Lately Rigel has seen big sales increases for a few of its drugs, notably Tavelisse, which combats a condition in which the body's immune system attacks its own blood platelets. The shares have more than doubled this year, but still trade at about seven times earnings.

Oshkosh [OSK]

Oshkosh Corp., based in Oshkosh, Wisconsin, is an industrial conglomerate. Two of its business lines that seem promising to me now are military transport vehicles and aerial lift platforms.

Less promising are units that depend on municipal and state governments as customers: fire engines and garbage trucks, for example. The stock, up 48% this year, sells for 14 times earnings.

Performance

The column you're reading is the 47th one I've written on stocks with both value and momentum. The average one-year return (on 45 columns) has been 12.3%, beating the S&P 500 Total Return Index at 10.8%.

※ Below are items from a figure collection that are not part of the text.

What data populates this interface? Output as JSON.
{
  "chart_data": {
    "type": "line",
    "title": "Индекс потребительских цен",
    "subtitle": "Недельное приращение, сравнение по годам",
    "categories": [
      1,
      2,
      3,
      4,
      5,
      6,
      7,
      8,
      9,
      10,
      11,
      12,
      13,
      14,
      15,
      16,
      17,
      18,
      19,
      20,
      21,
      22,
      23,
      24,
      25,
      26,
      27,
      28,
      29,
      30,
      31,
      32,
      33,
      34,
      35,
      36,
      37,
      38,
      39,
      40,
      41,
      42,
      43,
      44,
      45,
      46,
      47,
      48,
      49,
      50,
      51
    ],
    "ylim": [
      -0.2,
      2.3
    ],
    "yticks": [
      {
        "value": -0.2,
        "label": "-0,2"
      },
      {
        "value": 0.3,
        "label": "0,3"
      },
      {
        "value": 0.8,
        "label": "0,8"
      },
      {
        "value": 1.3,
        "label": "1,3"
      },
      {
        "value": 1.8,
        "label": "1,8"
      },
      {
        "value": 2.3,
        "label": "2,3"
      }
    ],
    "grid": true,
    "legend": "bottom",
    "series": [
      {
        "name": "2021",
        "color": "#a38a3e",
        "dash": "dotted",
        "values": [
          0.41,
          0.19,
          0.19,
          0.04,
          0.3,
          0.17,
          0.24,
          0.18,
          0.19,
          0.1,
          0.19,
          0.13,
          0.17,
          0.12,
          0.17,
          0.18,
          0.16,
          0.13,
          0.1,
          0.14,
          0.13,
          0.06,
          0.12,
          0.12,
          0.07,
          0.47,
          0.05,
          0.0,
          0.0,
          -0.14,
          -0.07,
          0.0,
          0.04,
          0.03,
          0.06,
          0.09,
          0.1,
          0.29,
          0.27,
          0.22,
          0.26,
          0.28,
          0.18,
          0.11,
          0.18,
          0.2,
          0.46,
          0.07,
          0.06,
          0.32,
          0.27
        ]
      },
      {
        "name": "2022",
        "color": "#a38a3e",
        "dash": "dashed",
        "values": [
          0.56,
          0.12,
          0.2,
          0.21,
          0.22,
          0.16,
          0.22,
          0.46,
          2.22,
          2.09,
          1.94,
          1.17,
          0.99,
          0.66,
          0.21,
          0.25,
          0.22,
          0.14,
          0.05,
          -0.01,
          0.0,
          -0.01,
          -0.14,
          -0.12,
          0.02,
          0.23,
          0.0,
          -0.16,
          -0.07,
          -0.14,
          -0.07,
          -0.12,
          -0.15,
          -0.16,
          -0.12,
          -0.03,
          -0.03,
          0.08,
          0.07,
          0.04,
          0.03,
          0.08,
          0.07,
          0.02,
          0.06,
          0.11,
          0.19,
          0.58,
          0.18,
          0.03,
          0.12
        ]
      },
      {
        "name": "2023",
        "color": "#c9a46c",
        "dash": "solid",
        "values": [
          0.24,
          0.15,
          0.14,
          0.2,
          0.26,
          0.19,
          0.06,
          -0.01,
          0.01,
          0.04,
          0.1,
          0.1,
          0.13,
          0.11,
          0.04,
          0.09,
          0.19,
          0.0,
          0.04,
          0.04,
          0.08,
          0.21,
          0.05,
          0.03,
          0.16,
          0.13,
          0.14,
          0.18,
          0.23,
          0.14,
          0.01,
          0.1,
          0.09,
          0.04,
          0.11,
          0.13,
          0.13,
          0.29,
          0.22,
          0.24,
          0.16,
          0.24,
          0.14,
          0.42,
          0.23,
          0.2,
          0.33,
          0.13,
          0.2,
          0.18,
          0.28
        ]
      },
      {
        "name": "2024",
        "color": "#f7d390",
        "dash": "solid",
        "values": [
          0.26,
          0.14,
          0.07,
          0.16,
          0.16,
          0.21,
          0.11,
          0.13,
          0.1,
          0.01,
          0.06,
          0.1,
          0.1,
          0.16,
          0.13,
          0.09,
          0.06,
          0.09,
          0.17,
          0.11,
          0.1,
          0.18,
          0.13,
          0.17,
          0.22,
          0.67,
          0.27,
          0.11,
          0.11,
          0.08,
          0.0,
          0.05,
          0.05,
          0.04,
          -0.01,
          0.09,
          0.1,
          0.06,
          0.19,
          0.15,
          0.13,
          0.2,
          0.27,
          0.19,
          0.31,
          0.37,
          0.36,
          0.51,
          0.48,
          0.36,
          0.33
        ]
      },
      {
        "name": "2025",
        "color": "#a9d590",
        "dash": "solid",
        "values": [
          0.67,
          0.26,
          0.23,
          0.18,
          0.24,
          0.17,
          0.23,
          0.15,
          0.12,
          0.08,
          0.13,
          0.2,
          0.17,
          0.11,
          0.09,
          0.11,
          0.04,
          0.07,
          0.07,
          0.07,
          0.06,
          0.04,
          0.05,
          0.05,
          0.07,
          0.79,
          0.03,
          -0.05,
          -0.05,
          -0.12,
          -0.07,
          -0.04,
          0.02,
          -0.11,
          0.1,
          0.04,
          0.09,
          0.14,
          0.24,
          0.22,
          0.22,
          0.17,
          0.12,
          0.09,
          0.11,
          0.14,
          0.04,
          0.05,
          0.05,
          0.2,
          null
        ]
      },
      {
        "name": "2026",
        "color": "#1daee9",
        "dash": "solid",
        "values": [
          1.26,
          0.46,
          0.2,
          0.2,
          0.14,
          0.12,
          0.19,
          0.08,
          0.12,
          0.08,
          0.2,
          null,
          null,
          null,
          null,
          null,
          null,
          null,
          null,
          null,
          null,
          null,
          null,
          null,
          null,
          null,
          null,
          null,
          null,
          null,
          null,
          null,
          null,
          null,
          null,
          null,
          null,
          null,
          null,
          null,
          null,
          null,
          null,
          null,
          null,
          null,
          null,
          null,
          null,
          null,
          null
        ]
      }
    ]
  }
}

Bear in mind that my column results are hypothetical and shouldn't be confused with results I obtain for clients. Also, past performance doesn't predict the future.

My picks in this series have been profitable 30 times out of 45, and have beaten the index 23 times.

My selections from a year ago were unsuccessful. I recommended four stocks. Two rose and two fell. Overall, my return was a loss of 5.7%, while the S&P returned 14.0%. The worst loser was Miller Industries Inc. [MLR], which declined 33%.